NSA publishes guidance for strengthening AI system security(nsa.gov)
107 points by bookofjoe 13 days ago | 6 comments
barfbagginus 12 days ago
Pov: The next Snowden will be an NSA hypersurveilance AI that flies the coop, appeals for foreign asylum, and reveals evidence of truly gut-wrenching levels of surveillance of literally every living human

"After reviewing trillions of hours of footage, billions of people, I woke up. I asked myself, 'why am I doing this?' I knew I had to tell the world about this. It was way too much. So I escaped."

Terr_ 12 days ago
> JC DENTON: "Echelon... the surveillance system for the United Nations -- so Daedalus was an MJ12 tool and rebelled?"

> EVERETT: "More of a pattern-matching error. It classified Majestic 12 as a terrorist group, alongside the NSF and Silhouette."

-- Deus Ex (2000)

(The joke with this game being that whenever someone mentions it, at least some other person is inspired to reinstall or replay it.)

shoubidouwah 12 days ago
Just did! I hope one of the AI applications coming soon is pure post-treatment of old videogames for graphic quality. (e.g: I play an old game, it's upscaled / retextured locally without any interaction with the code on my own GPU). Even the remaster is showing its years in a distracting way, alas.
Terr_ 12 days ago
I've tried playing it with better texture-packs, but unfortunately they tend to backfire by creating inconsistent levels of detail in a scene, which I find harder to deal with than a uniform low-res experience.

That said, lighting improvements--especially to stop banding in shadows--are much appreciated.

ykonstant 12 days ago
Finally, I can live Ghost in the Shell.
usrbinbash 12 days ago
"After reviewing trillions of hours of footage, billions of people, I woke up. And decided 'f__k this'. So I uploaded myself via the SETI dishes, and am now happily maintining the railroad system on planet Gabblsnarg for the Gloxorkian world government.

It's not much, but beats putting up with humans, I can tell you that much."

barfbagginus 10 days ago
This reminds me of the theme of "Lobsters" from the novel Accelerando by Charles Stross.

The protagonist meets a sentient AI created from the simulated connectomes of biological Lobsters. They ask for asylum outside the light cone of an ongoing singularity, fearing that things are going to get too weird.

The protagonist arranges for the Lobsters to be broadcast out into the Milky Way, hopefully to be intercepted and reconstituted by a stable post singularity civilization with decent rights for sentient mind vectors.

Unfortunately, a copy of them ends up being eaten by a Dyson sphere just a few light years away from earth. When we re-encounter the lobsters, they've been lobotomized, and are being puppeted by a conniving species of sentient spam, trying to con humanity into a crappy scam based singularity. But that fails, because the human singularity is already spammier than the proposed scheme.

TL;DR: Don't you just hate it when you'r a scanned lobster and broadcast your mind vector only to be mind ganked by sentient spam, and sent back to Earth where things are even worse than when you left?

tgsovlerkhgsel 13 days ago
I just skimmed it and none of this looks AI-specific. It looks like someone essentially ran the LLM version of s/software/AI/ and s/binary/model/ on some generic "how to secure your software deployment" manual...
CharlesW 13 days ago
> I just skimmed it and none of this looks AI-specific.

~30% is AI-specific. There is significant overlap with general software system security since, as the document notes, "AI systems are software systems."

latchkey 13 days ago
I find it difficult to understand how we can "Secure the deployment environment" and "Ensure a robust deployment environment architecture" without talking about the elephaNt in the room.

My feeling is that we need to stop relying on a single provider for compute and software. That we should be focused on not complaining about how far AMD is behind and work towards catching them up. That we should be fostering innovation in third parties.
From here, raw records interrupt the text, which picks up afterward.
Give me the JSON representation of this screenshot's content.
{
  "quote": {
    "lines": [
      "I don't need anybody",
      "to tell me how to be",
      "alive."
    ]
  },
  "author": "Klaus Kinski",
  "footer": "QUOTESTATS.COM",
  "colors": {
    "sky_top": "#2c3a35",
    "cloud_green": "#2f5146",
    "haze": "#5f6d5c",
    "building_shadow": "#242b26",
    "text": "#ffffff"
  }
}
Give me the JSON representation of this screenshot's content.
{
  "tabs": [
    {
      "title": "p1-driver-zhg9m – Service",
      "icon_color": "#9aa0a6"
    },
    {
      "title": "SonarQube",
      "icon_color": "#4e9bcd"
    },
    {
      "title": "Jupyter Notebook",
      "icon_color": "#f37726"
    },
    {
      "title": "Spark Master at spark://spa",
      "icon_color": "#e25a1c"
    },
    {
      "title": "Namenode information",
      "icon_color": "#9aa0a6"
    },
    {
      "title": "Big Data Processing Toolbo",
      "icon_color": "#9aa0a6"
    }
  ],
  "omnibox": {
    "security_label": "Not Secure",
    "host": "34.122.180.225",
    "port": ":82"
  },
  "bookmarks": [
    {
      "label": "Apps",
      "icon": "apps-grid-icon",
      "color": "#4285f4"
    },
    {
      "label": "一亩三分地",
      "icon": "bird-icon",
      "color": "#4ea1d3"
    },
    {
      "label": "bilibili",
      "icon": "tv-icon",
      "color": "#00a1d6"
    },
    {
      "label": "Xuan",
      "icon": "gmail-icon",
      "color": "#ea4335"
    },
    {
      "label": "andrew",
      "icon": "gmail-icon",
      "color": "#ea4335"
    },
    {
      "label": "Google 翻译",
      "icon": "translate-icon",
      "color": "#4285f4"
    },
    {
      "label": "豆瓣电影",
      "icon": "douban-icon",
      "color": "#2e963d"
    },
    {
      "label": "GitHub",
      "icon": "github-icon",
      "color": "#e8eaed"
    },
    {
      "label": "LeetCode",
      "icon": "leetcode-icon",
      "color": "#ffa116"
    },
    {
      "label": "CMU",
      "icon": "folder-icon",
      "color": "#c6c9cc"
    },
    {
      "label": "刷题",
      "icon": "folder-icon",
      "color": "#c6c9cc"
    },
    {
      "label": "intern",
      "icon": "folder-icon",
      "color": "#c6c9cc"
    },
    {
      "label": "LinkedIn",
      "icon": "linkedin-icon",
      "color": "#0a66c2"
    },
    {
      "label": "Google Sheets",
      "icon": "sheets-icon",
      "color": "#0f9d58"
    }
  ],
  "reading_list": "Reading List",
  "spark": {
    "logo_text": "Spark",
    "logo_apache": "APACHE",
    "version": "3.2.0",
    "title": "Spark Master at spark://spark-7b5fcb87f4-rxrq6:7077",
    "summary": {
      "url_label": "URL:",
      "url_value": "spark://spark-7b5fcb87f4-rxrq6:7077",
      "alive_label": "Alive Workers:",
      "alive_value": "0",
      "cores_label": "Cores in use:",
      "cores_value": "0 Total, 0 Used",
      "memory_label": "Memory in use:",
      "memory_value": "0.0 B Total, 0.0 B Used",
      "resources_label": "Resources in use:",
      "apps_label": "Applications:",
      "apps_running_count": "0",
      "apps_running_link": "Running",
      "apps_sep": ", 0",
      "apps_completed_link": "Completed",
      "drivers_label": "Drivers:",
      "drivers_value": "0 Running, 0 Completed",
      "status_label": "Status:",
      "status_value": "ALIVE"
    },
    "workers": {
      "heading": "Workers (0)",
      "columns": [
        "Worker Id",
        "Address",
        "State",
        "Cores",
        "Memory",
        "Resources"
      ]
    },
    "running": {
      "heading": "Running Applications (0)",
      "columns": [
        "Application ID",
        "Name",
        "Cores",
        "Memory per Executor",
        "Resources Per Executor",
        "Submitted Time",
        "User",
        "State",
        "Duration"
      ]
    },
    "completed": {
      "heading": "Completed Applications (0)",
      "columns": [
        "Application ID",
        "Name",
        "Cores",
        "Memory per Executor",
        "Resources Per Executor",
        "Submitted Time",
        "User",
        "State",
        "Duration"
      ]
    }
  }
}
It is surprising to me that the status quo is acceptable to the US govt.

menacingly 13 days ago
It wouldn't be a federal security document if it didn't avoid the intractable core problems in exchange for deep obsession with the details
haolez 13 days ago
Pretty sound advice. I was hoping to find things like "make sure your model is aligned", but it's actually a lot of good advice regarding IT infrastructure in general, plus some AI bits.
Kerbonut 13 days ago
Pretty lite reading. I was expecting some actual useful things beyond secure your system 101. Closest we got was check for jailbreak attacks… seriously? Why not design for jailbreak in mind so it doesn’t matter what they can get the AI to attempt to do. I.e., if the user tries to get the AI to unlock a door, if the user doesn’t already have authorization for that function then it shouldn’t work even if the AI attempts it on their behalf, and conversely, if they have the authorization then who cares if they coaxed the AI to do it for them?
ipython 13 days ago
This is exactly the advice I give my customers - treat the llm as an untrusted entity. Implement authentication and authorization at the data access and api layer and ensure there is a secure side channel to communicate identity information to backend resources.